In the build up to any high-profile football match, it is typical to see fans and spectators trooping towards the stadium and focus shifting to match ahead of kick-off. Come Monday, 26th September, 2016, Nigerian football focus will be on the city of Jos for a crucial 9:00am kick off in an unprecedented triple-header. The venue is not the Rwang Pam Stadium; rather it will be the Jos Division of the Court of Appeal.
The assigned Justices of the Court of Appeal shall be the umpires in three football cases listed for hearing on the day. The cases involve the Mr. Chris Giwa-led faction (seeking to lay claim to the mantle of leadership of the Nigeria Football Federation) and the NFF led by Mr. Amaju Pinnick; as well as a couple of cases stemming from the case filed by Mr. Mustapha Abubakar on behalf of Giwa FC, challenging the decision of the League Management Company to expel Giwa FC for failing to honour three matches as stipulated in the League Rules. In recent years, Nigerian football has been embroiled in legal disputes, but never before have three cases, with the possibility of severe consequences on the administration of the sport, come up on the same day, before the same court at the same location.
So, why is Jos suddenly the host city of modern Nigerian football crisis? Also, why are the High Courts in Jos quick to interfere with sports administration by issuing injunctions and ex-parte orders? There is no disputing the role of courts as a sanctuary for justice; but the issue is not just about whether or not there is a valid grievance. The focal point is the procedure being adopted to seek redress – whether it is a sustainable means for the development of the sport.
It is common knowledge that the globally accepted norms and regulations governing football prohibit the taking of football dispute to ordinary courts of law. The point has often been stressed that this principle is not to deny an aggrieved party access to justice, but to deliver justice in a forum that promotes the speedy, amicable and specialist resolution of whatever sporting dispute there may be. Football administration worldwide favours arbitration and other internal mechanisms, which better serve these purposes.
The ripple effect of the current state of affairs where any aggrieved person can simply approach a court and obtain an injunction to stifle the administration of a professional sport is clearly being felt. It is high time our courts acknowledged the need for a sustainable reaction to sports disputes in Nigeria.
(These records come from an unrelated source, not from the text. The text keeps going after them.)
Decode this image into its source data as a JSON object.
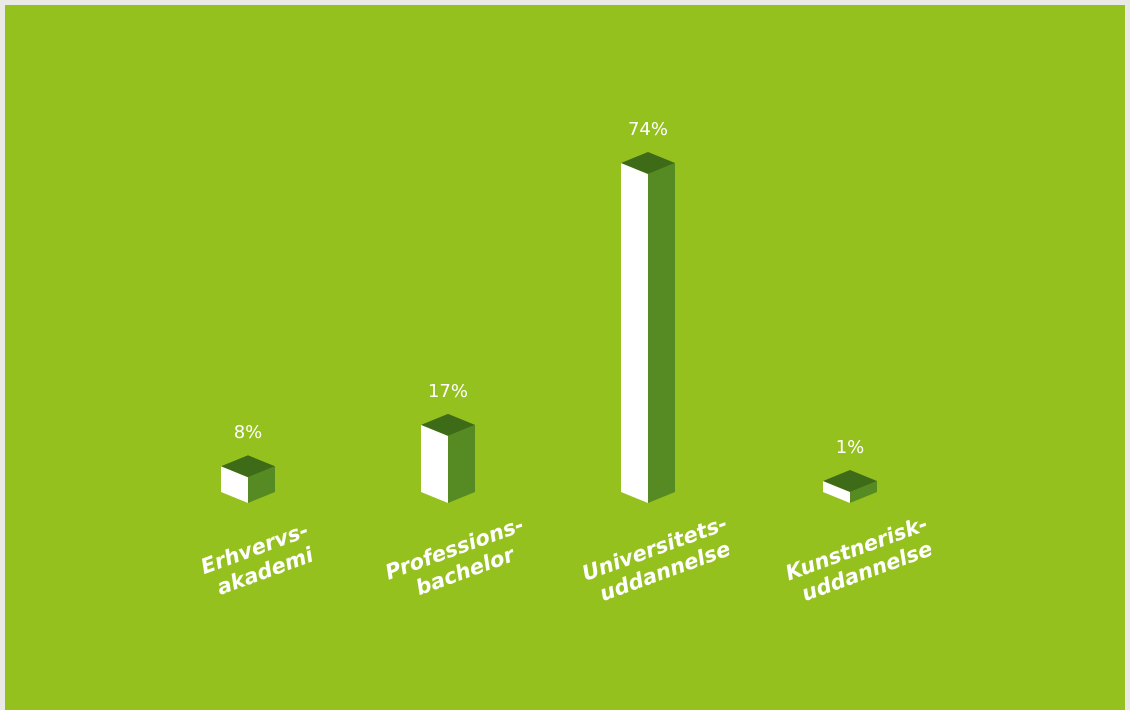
{
  "chart_data": {
    "type": "bar",
    "title": "",
    "xlabel": "",
    "ylabel": "",
    "categories": [
      [
        "Erhvervs-",
        "akademi"
      ],
      [
        "Professions-",
        "bachelor"
      ],
      [
        "Universitets-",
        "uddannelse"
      ],
      [
        "Kunstnerisk-",
        "uddannelse"
      ]
    ],
    "values": [
      8,
      17,
      74,
      1
    ],
    "value_labels": [
      "8%",
      "17%",
      "74%",
      "1%"
    ],
    "ylim": [
      0,
      74
    ],
    "grid": false,
    "legend": "none",
    "colors": {
      "background": "#95c11f",
      "bar_front": "#ffffff",
      "bar_side": "#568a22",
      "bar_top": "#3e6b17",
      "text": "#ffffff"
    }
  }
}
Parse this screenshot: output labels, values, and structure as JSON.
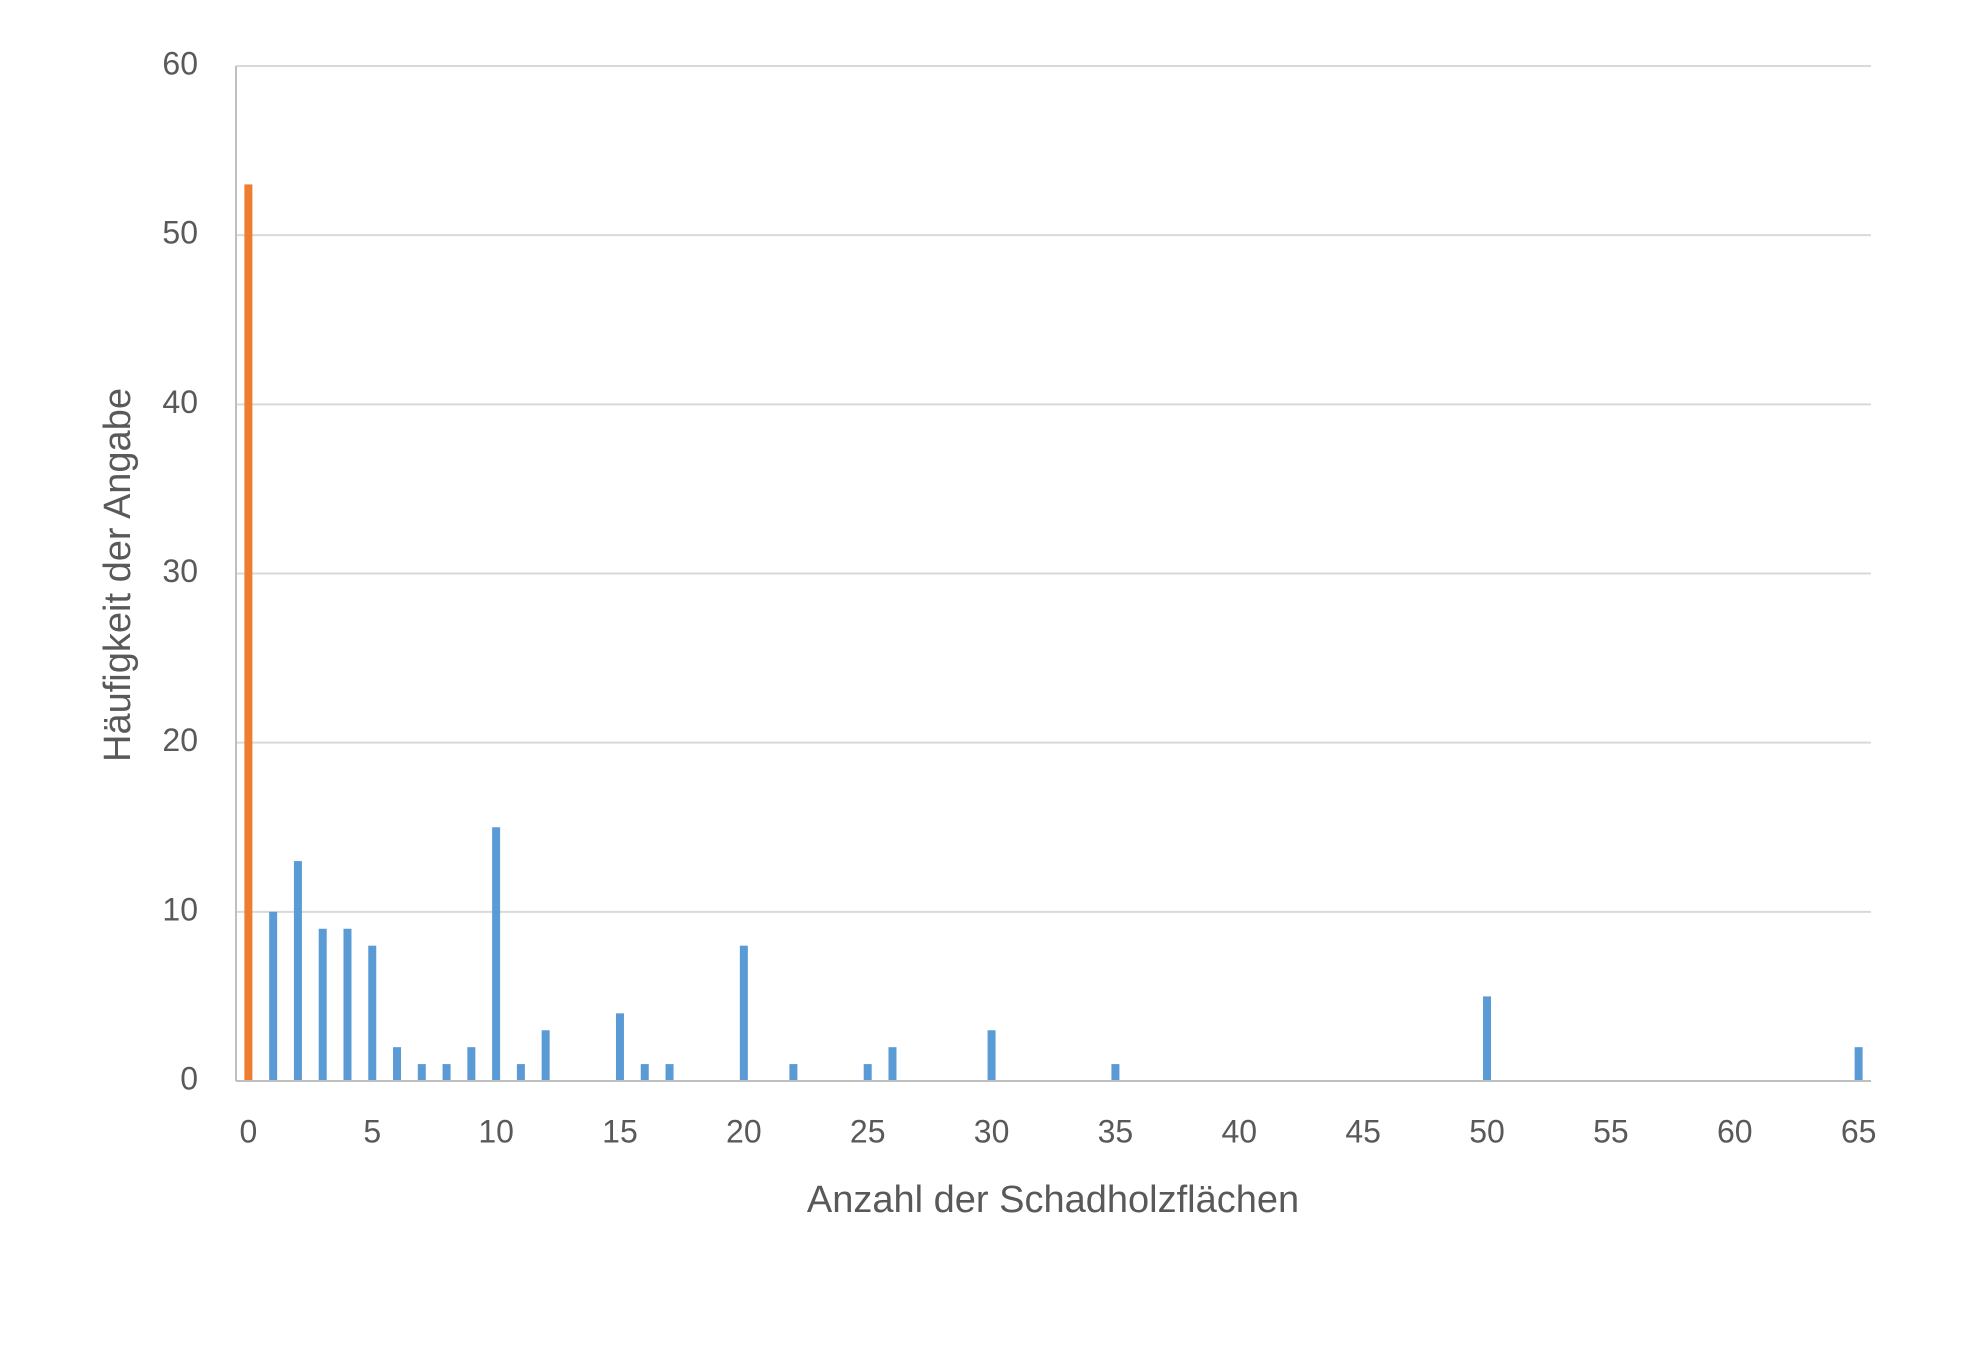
{
  "chart_data": {
    "type": "bar",
    "x_label": "Anzahl der Schadholzflächen",
    "y_label": "Häufigkeit der Angabe",
    "series": [
      {
        "color": "#ed7d31",
        "x": [
          0
        ],
        "values": [
          53
        ]
      },
      {
        "color": "#5b9bd5",
        "x": [
          1,
          2,
          3,
          4,
          5,
          6,
          7,
          8,
          9,
          10,
          11,
          12,
          15,
          16,
          17,
          20,
          22,
          25,
          26,
          30,
          35,
          50,
          65
        ],
        "values": [
          10,
          13,
          9,
          9,
          8,
          2,
          1,
          1,
          2,
          15,
          1,
          3,
          4,
          1,
          1,
          8,
          1,
          1,
          2,
          3,
          1,
          5,
          2
        ]
      }
    ],
    "xlim": [
      -0.5,
      65.5
    ],
    "xticks": [
      0,
      5,
      10,
      15,
      20,
      25,
      30,
      35,
      40,
      45,
      50,
      55,
      60,
      65
    ],
    "ylim": [
      0,
      60
    ],
    "yticks": [
      0,
      10,
      20,
      30,
      40,
      50,
      60
    ],
    "grid": true
  }
}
This includes the acknowledgement of the peculiar nature of sports administration and the specificity of sport. Two examples of the global standard of sports jurisprudence, from which our courts can learn are illustrated in the decisions of the Court of Appeal of Paris, France and the Federal Court in Switzerland, briefly highlighted below.
In 1998, Laurent Piau filed a complaint against the FIFA Players’ Agents Regulations. The dispute eventually reached the Paris Court of Appeal, which in arriving at its decision to reject the appeal stated that sports organizations know the specific nature of each sport and are in the best position to apply the regulations to meet the objectives and to protect the ethics of the sport. While this is a pointer as to why football matters and disputes should be left to the internal specialist mechanisms, one wonders what would have been if a court had restrained the implementation of the FIFA Players’ Agents Regulations for the whole of the 18 years it took for the case to reach this decision.
Another example is the Swiss Federal Court, which refused to issue a preliminary injunction that would have allowed Russian athletes to compete at the recently concluded Rio 2016 Paralympic Games. In a further appeal against the International Paralympic Committee’s decision to ban Russian athletes from the Games for state-sponsored doping, the Russian Paralympic Committee’s request for an injunction was rejected on the ground that the interest of the sport governing body in fighting doping and in the integrity of the sport ordinarily outweighed the interest of the Russian Paralympic Federation in an immediate lifting of the suspension. What readily comes to mind is how the interest of a single supporter (or even a single club) will outweigh the interest of a governing body in implementing the regulations to preserve the integrity of competition, or the interest of all other participating clubs, players, supporters or even sponsors, etc., to the extent of issuing injunctions or orders to interfere with or even stop a professional league from running.
It will be apt to summarize by borrowing from the words of a Senior Advocate of Nigeria. According to Abdulhakeem Mustapha (SAN) in a recently published interview, the series of court cases on football matters will cripple the sport, if not checked. He advocated for the resolution of football disputes via the internal mechanisms, as is done in other parts of the world. By this, a preliminary check that a court should make when approached with a football matter, is to confirm whether or not the aggrieved party has explored the internal dispute resolution mechanisms. A party that has failed to resort the internal mechanisms is then usually referred back to the sports dispute resolution mechanism. This will certainly serve to prevent the opening of floodgates to endless law suits that will only serve to cripple the administration and development of football in Nigeria.